Commercial office space requirement is led by the burgeoning outsourcing and Information Technology Industry. The leaders of the IT/ITES world have set up or are setting up their centers in India. Estimated demand from IT/ITES sector alone is expected to be 150mn sq.ft. Of space across the major cities by 2010. In residential sector there is housing shortage of 19.4 million units out of which 6.7 million are in urban India.

The main growth thrust is coming due to favorable demographics, increasing purchasing power, existence of customer friendly banks & housing finance companies, professionalism in real estate and favorable reforms initiated by the government to attract global investors. The industry faces many problems- one of them being the high stamp duty rates in the Indian states. These range in most Indian cities between 6% and 15 %. Some states even have a double charge incidence, first – the stamp duty on sale of land and then the charges on its development. The stamp duty levied in developed countries like Singapore and Europe is about 1-2%. It is an irony that India’s own National Housing and Habitat Policy 1998 recommends a stamp duty of 2-3%. It is imperative that the stamp duty is lowered as otherwise it gives rise to a parallel economy which leads to a huge loss of revenue for the Government.

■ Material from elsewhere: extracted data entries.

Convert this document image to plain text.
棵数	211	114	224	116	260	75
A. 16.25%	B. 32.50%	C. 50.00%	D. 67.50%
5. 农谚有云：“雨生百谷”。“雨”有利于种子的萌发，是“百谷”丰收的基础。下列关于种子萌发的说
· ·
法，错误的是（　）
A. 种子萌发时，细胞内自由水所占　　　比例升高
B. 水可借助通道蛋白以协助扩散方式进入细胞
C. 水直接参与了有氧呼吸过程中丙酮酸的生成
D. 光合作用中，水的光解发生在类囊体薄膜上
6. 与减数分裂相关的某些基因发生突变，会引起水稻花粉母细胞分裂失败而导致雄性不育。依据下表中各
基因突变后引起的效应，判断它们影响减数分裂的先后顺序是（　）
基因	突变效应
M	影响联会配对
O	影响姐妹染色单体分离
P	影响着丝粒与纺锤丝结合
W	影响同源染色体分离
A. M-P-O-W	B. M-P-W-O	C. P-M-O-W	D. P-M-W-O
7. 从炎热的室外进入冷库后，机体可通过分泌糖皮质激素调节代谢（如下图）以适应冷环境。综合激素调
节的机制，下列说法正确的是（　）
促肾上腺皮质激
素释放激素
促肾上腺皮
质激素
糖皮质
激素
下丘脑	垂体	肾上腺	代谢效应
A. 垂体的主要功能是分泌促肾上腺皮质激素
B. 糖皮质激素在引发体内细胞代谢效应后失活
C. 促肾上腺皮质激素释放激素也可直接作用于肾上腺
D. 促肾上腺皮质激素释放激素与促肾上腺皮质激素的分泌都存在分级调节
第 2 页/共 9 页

Global real estate funds are making a beeline for cities like Gurgaon, Pune, Bangalore, Noida etc. to make sure that they get a share in the country’s booming real estate pie. So are the Indian real estate funds, global and Indian real estate developers and other non-dedicated funds.

This is because of the growing number of IT and ITES companies setting up shop in the cities aforementioned, and shooting up the real estate demand. Also, because of their huge talent pool and proximity to Metros, cities like Gurgaon, Noida and Pune are attracting huge number of IT/ITES companies. Consequently, almost all the leading builders and developers are finding that funds are knocking their doors — left, right and centre.